— Вы сейчас оформите на свое имя сотовый телефон с федеральным номером и отдадите мне. А по окончании дела я его просто выброшу.
Когда они вышли из магазина, Иван велел мужчине подвезти его к одному дому и подождать, а если он через пятнадцать минут не выйдет, то уезжать, после чего, забрав большой яркий пакет, ушел. Он скрылся в подъезде, а мужчина остался в машине. Глядя вслед невысокой стройной фигурке на высоких каблучках, он подумал: «Черт побери! Так это и есть легендарный Иван! Да-а-а... Недаром ему Коваль бешеные деньги платил!» — и расхохотался, вспомнив, как при передаче дел преемник Коваля Мартын попросил, чтобы тот свел его со своим киллером, но получил твердый и категоричный отказ.

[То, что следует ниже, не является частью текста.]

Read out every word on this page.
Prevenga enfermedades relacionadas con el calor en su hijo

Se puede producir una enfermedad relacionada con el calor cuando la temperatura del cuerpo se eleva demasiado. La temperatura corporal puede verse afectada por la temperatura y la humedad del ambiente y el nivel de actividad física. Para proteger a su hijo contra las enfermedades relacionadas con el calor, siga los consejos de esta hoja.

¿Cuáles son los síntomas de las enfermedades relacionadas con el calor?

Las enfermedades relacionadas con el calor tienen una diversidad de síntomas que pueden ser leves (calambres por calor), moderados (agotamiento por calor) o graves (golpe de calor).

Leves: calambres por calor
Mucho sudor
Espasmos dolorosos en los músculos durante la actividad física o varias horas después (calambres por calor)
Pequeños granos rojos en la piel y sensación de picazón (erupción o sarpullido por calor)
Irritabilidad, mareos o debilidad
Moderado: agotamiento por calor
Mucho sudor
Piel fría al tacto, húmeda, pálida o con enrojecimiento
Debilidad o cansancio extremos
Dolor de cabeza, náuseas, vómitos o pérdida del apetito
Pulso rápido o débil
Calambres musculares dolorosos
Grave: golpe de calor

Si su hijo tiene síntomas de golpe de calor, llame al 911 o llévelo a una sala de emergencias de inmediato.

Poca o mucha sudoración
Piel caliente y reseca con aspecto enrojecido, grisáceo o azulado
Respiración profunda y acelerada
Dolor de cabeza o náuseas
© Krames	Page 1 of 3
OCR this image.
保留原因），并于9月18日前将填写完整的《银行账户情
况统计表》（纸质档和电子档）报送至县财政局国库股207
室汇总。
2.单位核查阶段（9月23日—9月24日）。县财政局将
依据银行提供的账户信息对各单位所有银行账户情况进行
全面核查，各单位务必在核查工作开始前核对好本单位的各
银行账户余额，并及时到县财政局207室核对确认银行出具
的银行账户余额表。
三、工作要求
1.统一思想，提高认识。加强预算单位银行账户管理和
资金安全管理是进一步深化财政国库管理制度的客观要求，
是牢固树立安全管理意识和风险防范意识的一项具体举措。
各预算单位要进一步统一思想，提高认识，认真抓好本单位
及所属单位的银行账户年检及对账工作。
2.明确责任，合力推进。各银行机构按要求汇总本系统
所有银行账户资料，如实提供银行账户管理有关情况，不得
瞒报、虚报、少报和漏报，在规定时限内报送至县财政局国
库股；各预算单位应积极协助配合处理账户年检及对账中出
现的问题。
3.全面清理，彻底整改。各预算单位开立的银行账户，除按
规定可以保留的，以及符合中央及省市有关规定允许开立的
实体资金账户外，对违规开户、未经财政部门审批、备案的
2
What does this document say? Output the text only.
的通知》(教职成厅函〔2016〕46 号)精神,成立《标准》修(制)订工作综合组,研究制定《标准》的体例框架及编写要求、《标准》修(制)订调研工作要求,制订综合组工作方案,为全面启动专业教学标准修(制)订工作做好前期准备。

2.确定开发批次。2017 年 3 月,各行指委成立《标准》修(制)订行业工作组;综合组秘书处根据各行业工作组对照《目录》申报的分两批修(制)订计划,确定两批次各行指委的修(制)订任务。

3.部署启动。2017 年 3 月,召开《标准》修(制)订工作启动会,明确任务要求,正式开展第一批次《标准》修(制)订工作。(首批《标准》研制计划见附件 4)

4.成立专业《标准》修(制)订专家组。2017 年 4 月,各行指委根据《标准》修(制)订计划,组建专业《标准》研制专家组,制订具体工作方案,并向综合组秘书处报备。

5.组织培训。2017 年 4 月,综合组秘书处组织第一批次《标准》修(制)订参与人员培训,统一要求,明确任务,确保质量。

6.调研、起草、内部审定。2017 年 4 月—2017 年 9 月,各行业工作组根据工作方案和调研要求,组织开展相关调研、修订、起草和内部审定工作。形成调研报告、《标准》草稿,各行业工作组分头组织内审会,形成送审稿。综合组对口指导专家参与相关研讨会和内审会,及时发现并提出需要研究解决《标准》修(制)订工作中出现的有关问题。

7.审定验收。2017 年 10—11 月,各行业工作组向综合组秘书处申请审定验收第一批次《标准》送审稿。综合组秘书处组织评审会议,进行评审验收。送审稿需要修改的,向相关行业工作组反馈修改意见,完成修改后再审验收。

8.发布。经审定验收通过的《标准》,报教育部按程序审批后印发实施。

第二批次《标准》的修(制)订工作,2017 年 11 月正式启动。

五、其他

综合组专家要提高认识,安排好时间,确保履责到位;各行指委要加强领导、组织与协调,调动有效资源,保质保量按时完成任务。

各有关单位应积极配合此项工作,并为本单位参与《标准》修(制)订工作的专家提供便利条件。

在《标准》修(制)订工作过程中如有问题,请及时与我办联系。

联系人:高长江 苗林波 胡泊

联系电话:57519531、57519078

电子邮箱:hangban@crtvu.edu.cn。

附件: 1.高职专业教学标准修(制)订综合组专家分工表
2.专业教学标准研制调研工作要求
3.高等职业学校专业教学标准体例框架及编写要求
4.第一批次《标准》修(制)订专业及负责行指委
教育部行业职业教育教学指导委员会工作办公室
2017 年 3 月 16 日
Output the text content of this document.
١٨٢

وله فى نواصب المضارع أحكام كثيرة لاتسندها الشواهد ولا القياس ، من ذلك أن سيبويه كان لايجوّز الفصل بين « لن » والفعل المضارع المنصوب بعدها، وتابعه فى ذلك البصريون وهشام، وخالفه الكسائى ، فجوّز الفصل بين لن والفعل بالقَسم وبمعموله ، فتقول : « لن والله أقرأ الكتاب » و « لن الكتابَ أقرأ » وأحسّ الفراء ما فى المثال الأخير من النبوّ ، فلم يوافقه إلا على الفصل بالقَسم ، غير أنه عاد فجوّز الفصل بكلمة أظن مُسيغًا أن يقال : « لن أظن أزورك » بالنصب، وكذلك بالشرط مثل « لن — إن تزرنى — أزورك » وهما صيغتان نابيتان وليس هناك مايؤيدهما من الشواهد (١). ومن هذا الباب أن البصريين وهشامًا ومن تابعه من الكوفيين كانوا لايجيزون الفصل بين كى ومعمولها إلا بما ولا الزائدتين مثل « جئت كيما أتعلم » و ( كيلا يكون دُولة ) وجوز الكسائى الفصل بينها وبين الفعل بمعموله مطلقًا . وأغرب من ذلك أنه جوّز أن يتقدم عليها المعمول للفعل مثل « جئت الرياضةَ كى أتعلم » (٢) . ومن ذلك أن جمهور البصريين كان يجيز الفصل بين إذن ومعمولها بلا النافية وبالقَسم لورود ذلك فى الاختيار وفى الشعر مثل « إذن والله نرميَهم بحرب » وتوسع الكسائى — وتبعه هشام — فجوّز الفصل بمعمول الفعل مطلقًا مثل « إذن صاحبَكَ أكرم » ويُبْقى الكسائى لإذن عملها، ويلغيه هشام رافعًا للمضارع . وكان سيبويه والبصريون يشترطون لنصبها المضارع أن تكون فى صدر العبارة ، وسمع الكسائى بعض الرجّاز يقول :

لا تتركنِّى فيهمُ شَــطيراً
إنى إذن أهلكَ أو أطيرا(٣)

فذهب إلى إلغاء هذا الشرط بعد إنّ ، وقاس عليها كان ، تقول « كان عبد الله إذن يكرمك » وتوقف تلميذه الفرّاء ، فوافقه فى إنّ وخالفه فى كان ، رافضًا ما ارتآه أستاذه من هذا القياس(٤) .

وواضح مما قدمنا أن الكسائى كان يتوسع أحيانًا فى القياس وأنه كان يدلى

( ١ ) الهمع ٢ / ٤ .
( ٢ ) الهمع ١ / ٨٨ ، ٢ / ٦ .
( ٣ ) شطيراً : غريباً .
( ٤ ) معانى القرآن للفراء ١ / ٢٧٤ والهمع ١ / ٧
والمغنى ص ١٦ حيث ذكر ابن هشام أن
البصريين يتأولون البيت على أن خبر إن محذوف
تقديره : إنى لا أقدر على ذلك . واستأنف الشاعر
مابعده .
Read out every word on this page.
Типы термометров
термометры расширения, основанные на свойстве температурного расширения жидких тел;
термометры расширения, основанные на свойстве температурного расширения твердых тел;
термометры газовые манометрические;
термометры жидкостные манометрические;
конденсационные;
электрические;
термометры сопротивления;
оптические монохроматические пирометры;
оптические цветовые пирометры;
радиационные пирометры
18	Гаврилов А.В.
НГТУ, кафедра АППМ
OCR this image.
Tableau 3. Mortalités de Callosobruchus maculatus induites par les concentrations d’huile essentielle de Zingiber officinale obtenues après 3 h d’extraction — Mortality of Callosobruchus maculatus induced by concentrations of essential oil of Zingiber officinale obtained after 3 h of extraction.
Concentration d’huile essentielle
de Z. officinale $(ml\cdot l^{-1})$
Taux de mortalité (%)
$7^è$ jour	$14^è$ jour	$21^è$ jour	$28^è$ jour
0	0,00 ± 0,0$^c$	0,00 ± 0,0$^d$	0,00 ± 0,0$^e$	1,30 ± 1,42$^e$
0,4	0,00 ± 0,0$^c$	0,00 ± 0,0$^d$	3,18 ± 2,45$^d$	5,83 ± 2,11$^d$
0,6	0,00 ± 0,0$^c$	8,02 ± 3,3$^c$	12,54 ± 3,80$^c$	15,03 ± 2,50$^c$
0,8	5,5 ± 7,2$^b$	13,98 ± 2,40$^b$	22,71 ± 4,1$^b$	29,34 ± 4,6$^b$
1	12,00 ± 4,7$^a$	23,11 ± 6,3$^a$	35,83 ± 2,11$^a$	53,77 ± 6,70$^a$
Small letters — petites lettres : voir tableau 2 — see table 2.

Раздосадованный Мартын в подпитии позволил себе в узкой компании высказать некоторые оскорбительные предположения по поводу связывающих Коваля и Ивана отношений. Доброжелатели, естественно, нашлись и донесли. Той же ночью Мартын очнулся в собственной спальне собственного, самым тщательным образом охраняемого, дома связанным и с кляпом во рту, после чего был беспощадно выпорот собственным же ремнем. А на прощание кто-то тихонько шепнул ему на ухо: «Еще раз что-нибудь ляпнешь — убью, а если попытаешься что-нибудь сделать, то убью мучительно». Наутро обеспокоенная столь долгим сном хозяина охрана вошла в его спальню и застала картину маслом во всей ее немыслимой красе. Сложив два и два, Мартын понес свою повинную голову к Ковалю, был прощен, выпил с хозяином мировую и произнес историческую фразу: «Да! Такого человека только ты и мог в руках держать! Мне этот фрукт не по зубам!».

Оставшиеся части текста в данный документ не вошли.